Evidence generation plan for digital front door technologies to gather service user information for NHS Talking Therapies for anxiety and depression assessments

2 Evidence gaps

This section describes the evidence gaps, why they need to be addressed and their relative importance for future committee decision making.

The committee will not be able to make a positive recommendation without the essential evidence gaps (see section 2.1) being addressed. The companies can strengthen the evidence base by also addressing as many other evidence gaps (see section 2.2) as possible. This will help the committee to make a recommendation by ensuring it has a better understanding of the patient or healthcare system benefits of the technologies.

2.1 Essential evidence for future committee decision making

Quality of information collected by the digital technologies and impact on clinical assessment

Evidence on the quality of the information collected by the technologies, and their impact on subsequent clinical assessment is limited. The potential time-savings offered by the technologies could improve the quality of the clinical assessment. They could do this by reducing the time spent on gathering or revising routinely-collected information and increasing the time spent on in-depth conversations to better identify problems and start treatment. More evidence on time-savings will also support future cost-effectiveness modelling.

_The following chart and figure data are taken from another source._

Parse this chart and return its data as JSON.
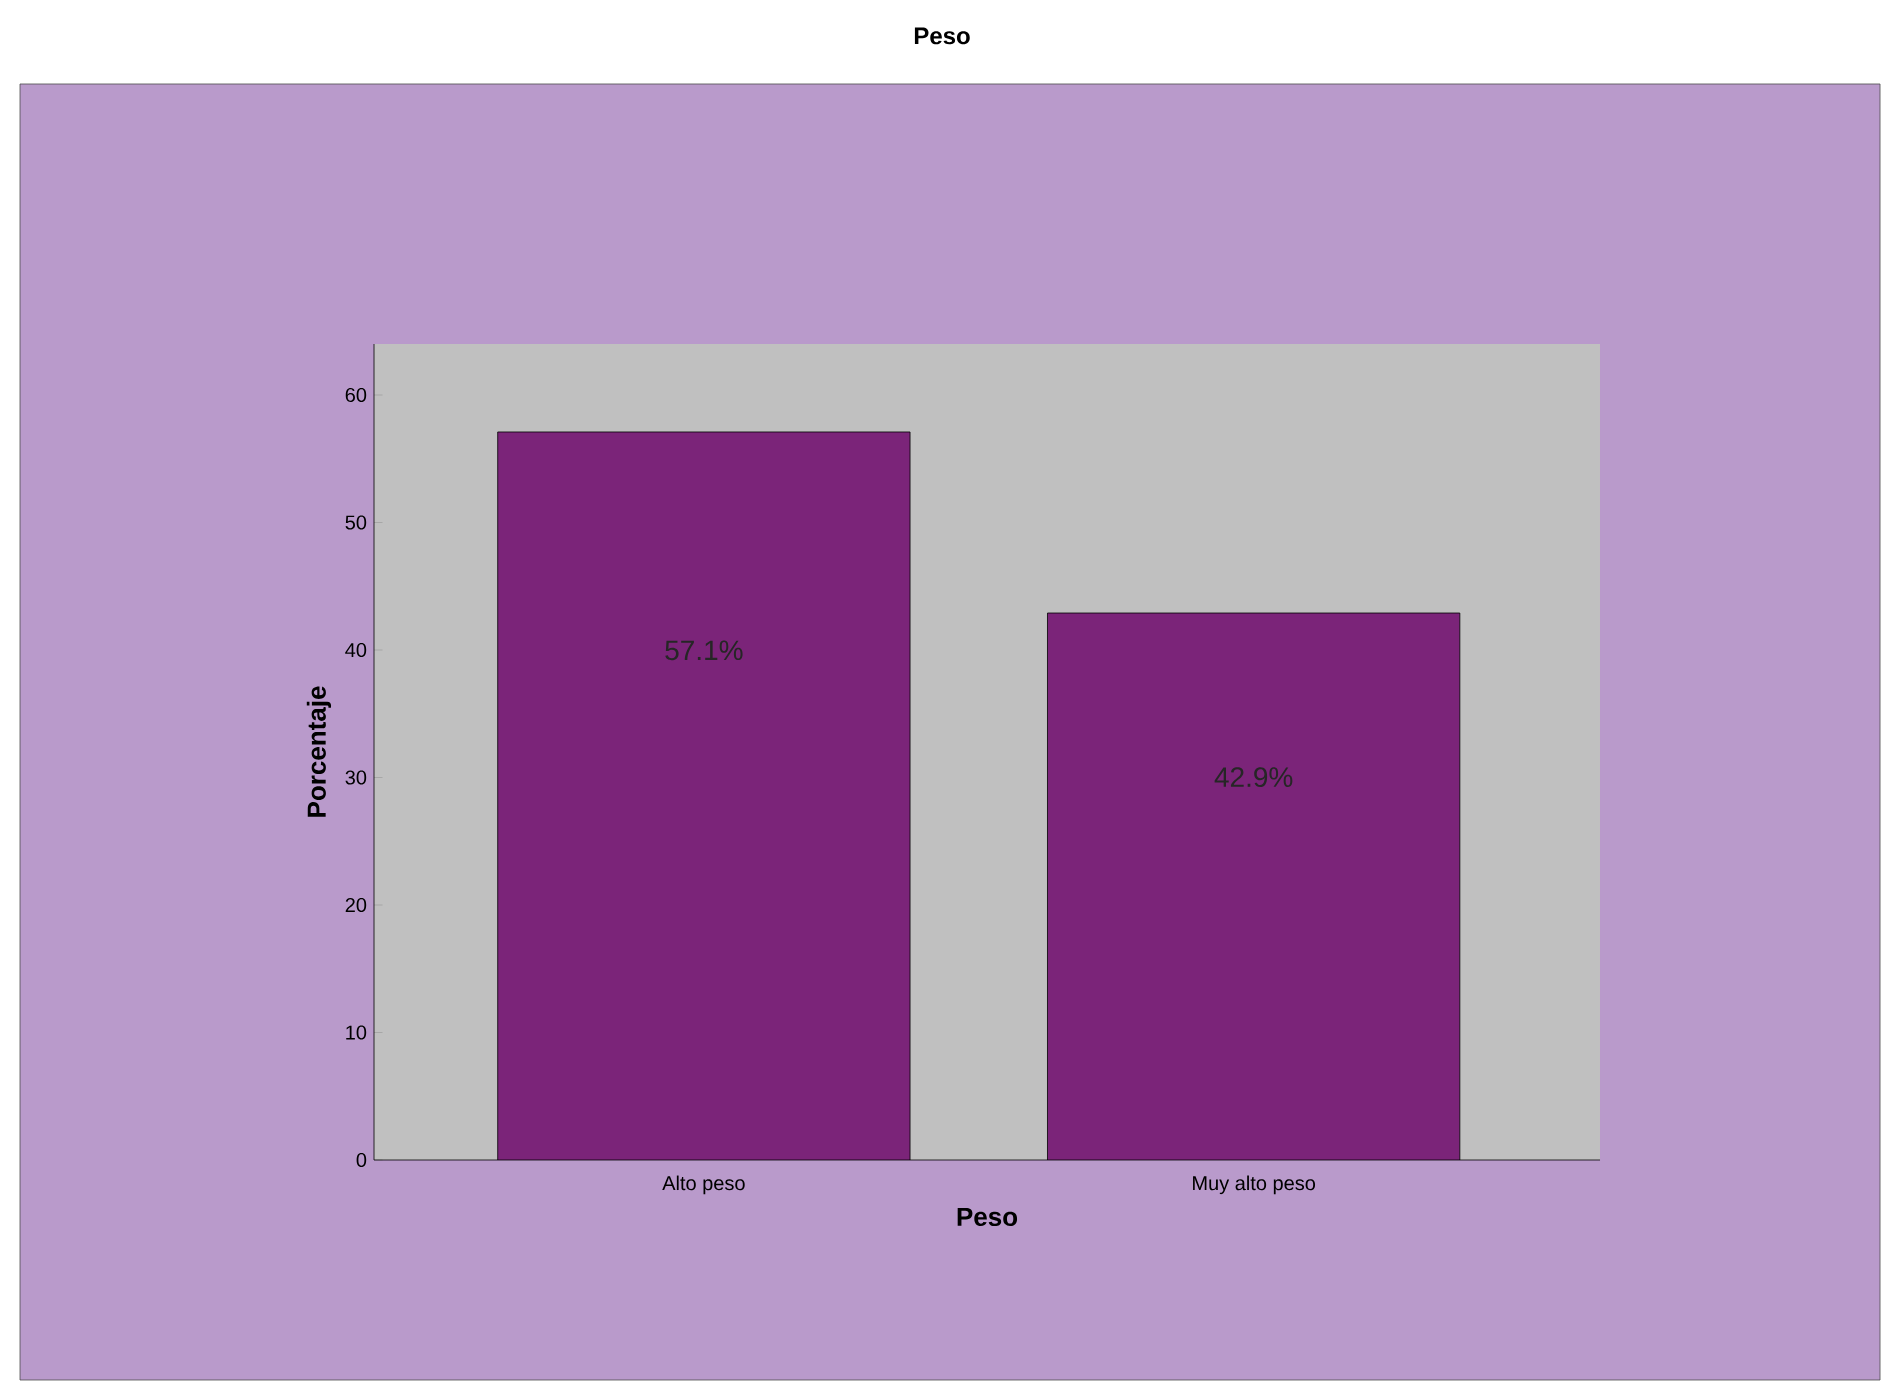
{
  "chart_data": {
    "type": "bar",
    "title": "Peso",
    "xlabel": "Peso",
    "ylabel": "Porcentaje",
    "categories": [
      "Alto peso",
      "Muy alto peso"
    ],
    "values": [
      57.1,
      42.9
    ],
    "value_labels": [
      "57.1%",
      "42.9%"
    ],
    "color": "#7b2479",
    "ylim": [
      0,
      64
    ],
    "yticks": [
      0,
      10,
      20,
      30,
      40,
      50,
      60
    ],
    "grid": false
  }
}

Impact of the technologies on clinical decision making and quality of life

A higher-quality clinical assessment could improve the chances of identifying the correct treatment pathway. There is limited evidence around the impact of the technologies on clinical decision making. More evidence on the impact of changes in treatments or service use after using the technologies will support future clinical- and cost-effectiveness modelling. The potential impact could include changes in:

  • treatment (prescribed medicines or the intensity of the psychological treatment)

  • the service pathway followed compared with current practice

  • clinical outcomes, ideally measured using:

    • problem descriptors (for example, the International Statistical Classification of Diseases and Related Health Problems 10th Revision [ICD‑10])

    • the Patient Health Questionnaire‑9 (PHQ‑9) for depression

    • the Anxiety Disorder Specific Measure (ADSM) for anxiety

    • the Work and Social Adjustment Scale (WSAS) for the extent to which mental health problems interfere with daily life.

If additional features outside of the current scope of this assessment are being used (for example, technology-derived problem descriptors to support diagnoses), more data on the accuracy of the problem descriptors in relation to a 'gold standard' is needed.

Resource and service impact

More evidence is needed to determine whether the technologies offer time-savings before or during a clinical assessment, and if there is any impact on administrative burden. Evidence is also needed on whether any time-savings offered translate into improvements in system efficiencies. To reduce uncertainty around the potential burden on NHS Talking Therapies services, data is needed on the:

  • number of self-referrals from using the technologies

  • proportion of people who complete a successful course of treatment.

More information is also needed on the costs of using the technologies in the NHS to support future economic modelling.

2.2 Evidence that further supports committee decision making

User engagement and experience

More evidence on intervention completion rates and user-reported outcomes, including user preferences and acceptability, will help NICE's committee:

  • assess the real-world uptake of the technologies

  • identify any potential barriers to using the technologies.

There is some evidence that the technologies may improve access to mental health services for people from ethnic minority backgrounds. Further data collection on user characteristics (for example, ethnic background) or service characteristics (for example, geographic location or service size) will support subgroup analyses to assess accessibility of the technologies in different populations.